|Published:||Aug 27, 2010 11:24 PM EDT|
|Updated:||Aug 27, 2010 8:21 PM EDT|
LITTLE GASPARILLA ISLAND, Fla. - People living on a Charlotte County barrier island won't have to worry how long it will take for emergency responders to get them to the hospital.
For vacationers and the dozens living year-round on little Gasparilla Island, calling 911 often meant... you waited.
"They'd have to take the engine, drive to the boat at Gasparilla Marina, get in the boat, come across, and once they get across, whether its night or day, they've got to locate the home," Charlotte County Fire Chief Dennis DiDio said.
With no streetlights or paved roads, that was no easy task. Often getting the patient got to the Emergency Room could take an hour.

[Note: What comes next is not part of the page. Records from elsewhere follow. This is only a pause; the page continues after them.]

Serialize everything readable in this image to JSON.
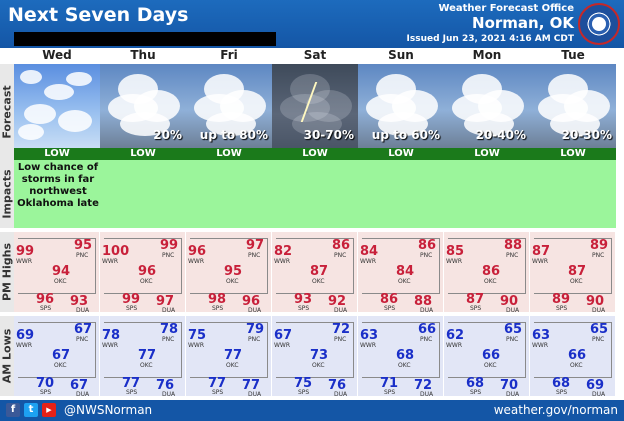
{
  "header": {
    "title": "Next Seven Days",
    "office": "Weather Forecast Office",
    "city": "Norman, OK",
    "issued": "Issued Jun 23, 2021 4:16 AM CDT"
  },
  "row_labels": {
    "forecast": "Forecast",
    "impacts": "Impacts",
    "highs": "PM Highs",
    "lows": "AM Lows"
  },
  "days": [
    {
      "name": "Wed",
      "sky": "clear",
      "precip": "",
      "risk": "LOW",
      "high": {
        "wwr": "99",
        "pnc": "95",
        "okc": "94",
        "sps": "96",
        "dua": "93"
      },
      "low": {
        "wwr": "69",
        "pnc": "67",
        "okc": "67",
        "sps": "70",
        "dua": "67"
      }
    },
    {
      "name": "Thu",
      "sky": "storm",
      "precip": "20%",
      "risk": "LOW",
      "high": {
        "wwr": "100",
        "pnc": "99",
        "okc": "96",
        "sps": "99",
        "dua": "97"
      },
      "low": {
        "wwr": "78",
        "pnc": "78",
        "okc": "77",
        "sps": "77",
        "dua": "76"
      }
    },
    {
      "name": "Fri",
      "sky": "storm",
      "precip": "up to 80%",
      "risk": "LOW",
      "high": {
        "wwr": "96",
        "pnc": "97",
        "okc": "95",
        "sps": "98",
        "dua": "96"
      },
      "low": {
        "wwr": "75",
        "pnc": "79",
        "okc": "77",
        "sps": "77",
        "dua": "77"
      }
    },
    {
      "name": "Sat",
      "sky": "dark",
      "precip": "30-70%",
      "risk": "LOW",
      "high": {
        "wwr": "82",
        "pnc": "86",
        "okc": "87",
        "sps": "93",
        "dua": "92"
      },
      "low": {
        "wwr": "67",
        "pnc": "72",
        "okc": "73",
        "sps": "75",
        "dua": "76"
      }
    },
    {
      "name": "Sun",
      "sky": "storm",
      "precip": "up to 60%",
      "risk": "LOW",
      "high": {
        "wwr": "84",
        "pnc": "86",
        "okc": "84",
        "sps": "86",
        "dua": "88"
      },
      "low": {
        "wwr": "63",
        "pnc": "66",
        "okc": "68",
        "sps": "71",
        "dua": "72"
      }
    },
    {
      "name": "Mon",
      "sky": "storm",
      "precip": "20-40%",
      "risk": "LOW",
      "high": {
        "wwr": "85",
        "pnc": "88",
        "okc": "86",
        "sps": "87",
        "dua": "90"
      },
      "low": {
        "wwr": "62",
        "pnc": "65",
        "okc": "66",
        "sps": "68",
        "dua": "70"
      }
    },
    {
      "name": "Tue",
      "sky": "storm",
      "precip": "20-30%",
      "risk": "LOW",
      "high": {
        "wwr": "87",
        "pnc": "89",
        "okc": "87",
        "sps": "89",
        "dua": "90"
      },
      "low": {
        "wwr": "63",
        "pnc": "65",
        "okc": "66",
        "sps": "68",
        "dua": "69"
      }
    }
  ],
  "impact_note": "Low chance of storms in far northwest Oklahoma late",
  "station_labels": {
    "wwr": "WWR",
    "pnc": "PNC",
    "okc": "OKC",
    "sps": "SPS",
    "dua": "DUA"
  },
  "footer": {
    "facebook": "f",
    "twitter": "t",
    "youtube": "▶",
    "handle": "@NWSNorman",
    "website": "weather.gov/norman"
  },
  "colors": {
    "header_blue": "#1456a6",
    "risk_green": "#1b7a1b",
    "impact_green": "#9bf59b",
    "high_red": "#c8203a",
    "low_blue": "#1a2fc8"
  },
  "icons": [
    "facebook-icon",
    "twitter-icon",
    "youtube-icon",
    "noaa-seal-icon"
  ]
}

So the island created its own fire and rescue operation in conjunction with the county.
"As we operated before, something would happen and we'd just get together and do whatever we could," Vice Chairman of the LGIFR Board Chuck Soderquist said
But limited resources limited their response.If they had a patient that needed to be transported, they'd have to do it either in a golf cart or a truck. Today, Charlotte E.M.S. commissioned a brand new, suped-up A.T.V. emergency vehicle. With this new wheels, they can not only transport patients comfortably, they can also treat them along the way
Bright L.E.D. lights will help them find patients, interior lights will help treat them, while tough wheels will take them places they couldn't drive before.
"We can get them to a dock and actually reduce the time it takes them to get to an E.R.," Little Gasparilla Island Fire Chief Chad Bradt said.
The biggest benefit of all?
"There will be lives saved out here because of what's been put in place," Soderquist said.
Little Gasparilla Island Fire and Rescue will meet with County Commissioners in September to gain certification to provide advanced life support to patients on the island.